Cowok itu cengo, dia dianggap fans? Padahal dia membuntutinya karena melakukan tugas, bukan ngefans. Tingkat kepedeannya begitu tinggi, bahkan lebih tinggi darinya.

"Jujur deh kak, gue tau lo ngikutin dari awal gue keluar kelas sampe sekarang," ujarnya.

"Dih, dengerin gue ya. Lo emang dede emesh, tapi yakali gue ngikutin lo, kek gaada kerjaan aja gue. Gak usah kepedean dek, malu dong, malu...." Cowok itu nembela diri.

Gadis itu bersedekap dada lantas menatapnya tajam. "Udah deh gak usah cari alesan, gue ini cewek kak, dan cewek selalu benar, udah ngaku aja kalo lo itu ngefans sama gue makanya lo buntu-"

"Stttt," Cowok itu membekap mulut gadis itu dengan tangannya. "Berisik! Lo bawel banget kayak si monyet, kucing peliharaan gue yang kalo pengen makan ngeong ngeong terus sampe gue pingsan dengernya."

Dia melepas kasar tangan yang ada dibibirnya. "Sialan lo kak! Gak punya kaca lo? Ngomong lo itu udah kayak burung beo tau! gak ada koma sama titiknya."
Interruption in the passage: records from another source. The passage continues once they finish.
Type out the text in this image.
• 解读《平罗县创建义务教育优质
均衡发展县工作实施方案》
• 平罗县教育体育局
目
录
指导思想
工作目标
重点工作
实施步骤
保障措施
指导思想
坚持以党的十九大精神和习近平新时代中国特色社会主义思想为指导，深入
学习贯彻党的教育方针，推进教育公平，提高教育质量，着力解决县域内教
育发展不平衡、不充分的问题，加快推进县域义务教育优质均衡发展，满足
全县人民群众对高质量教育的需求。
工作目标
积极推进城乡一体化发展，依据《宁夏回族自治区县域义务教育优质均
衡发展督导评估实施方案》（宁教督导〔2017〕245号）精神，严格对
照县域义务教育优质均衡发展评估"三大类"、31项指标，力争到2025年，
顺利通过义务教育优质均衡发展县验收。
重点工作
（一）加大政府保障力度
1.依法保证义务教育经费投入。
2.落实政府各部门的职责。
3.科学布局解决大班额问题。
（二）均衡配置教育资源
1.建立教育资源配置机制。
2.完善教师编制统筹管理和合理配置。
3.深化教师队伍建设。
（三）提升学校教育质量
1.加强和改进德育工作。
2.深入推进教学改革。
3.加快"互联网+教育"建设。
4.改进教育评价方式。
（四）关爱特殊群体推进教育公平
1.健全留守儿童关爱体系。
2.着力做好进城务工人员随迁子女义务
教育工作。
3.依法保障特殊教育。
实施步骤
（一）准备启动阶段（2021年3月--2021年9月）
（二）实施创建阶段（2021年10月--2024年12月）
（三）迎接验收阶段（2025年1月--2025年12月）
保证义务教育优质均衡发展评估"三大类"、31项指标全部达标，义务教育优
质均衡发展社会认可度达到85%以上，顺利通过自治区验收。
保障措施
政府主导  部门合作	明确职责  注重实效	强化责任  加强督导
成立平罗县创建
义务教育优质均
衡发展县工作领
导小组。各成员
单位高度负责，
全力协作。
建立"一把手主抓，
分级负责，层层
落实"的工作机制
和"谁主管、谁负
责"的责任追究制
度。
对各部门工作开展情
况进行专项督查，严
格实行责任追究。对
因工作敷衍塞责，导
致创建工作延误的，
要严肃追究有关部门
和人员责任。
Kepalanya pusing mendengar celotehan cewek itu, dia benar-benar mirip dengan ibunya yang sedang mengomel.

"Nah lo diem, berarti lo beneran ngefans sama gue. Udah deh jujur aja gak usah malu."

Gadis itu menyandarkan tubuhnya ke tembok dengan tangan yang disilangkan didada, dia sedang menunggu jawaban dari cowok yang sepertinya adalah kakak kelasnya.

Waktu berlalu cowok itu tidak juga menjawab, gadis itu kesal sendiri akhirnya dia kembali bersuara. "Woy! Ngomong dong, lo-"

"Alya! Astaga, lo kenapa lama banget sih? Gue udah tungguin lo dilapang, lah lo malah keluyuran disini, ngapain?"

Gadis itu Alya, dia menatap sahabatnya yang tiba-tiba datang mengomel.

"Iya santai astaga, gue juga gak bakalan lama kalo gak ada nih cowok tukang nguntit!" jelas Alya sambil menatap cowok itu tajam.

Resta mengikuti arah pandang Alya, yang berakhir pada seorang cowok berhidung mancung, beralis tebal dengan rambut gondrong, jangan lupakan seragam sekolahnya yang acak-acakan.

"Loh, kak Aldian? Ngapain ikutin Alya?"

Gadis itu menatap sahabatnya penuh tanya. "Lo kenal sama nih cowok?"

Resta mengangguk. "Kenal dong, dia kan emang famous, lah lo gak kenal Al?"

Alya menggeleng. "Enggak tuh, denger namanya aja baru."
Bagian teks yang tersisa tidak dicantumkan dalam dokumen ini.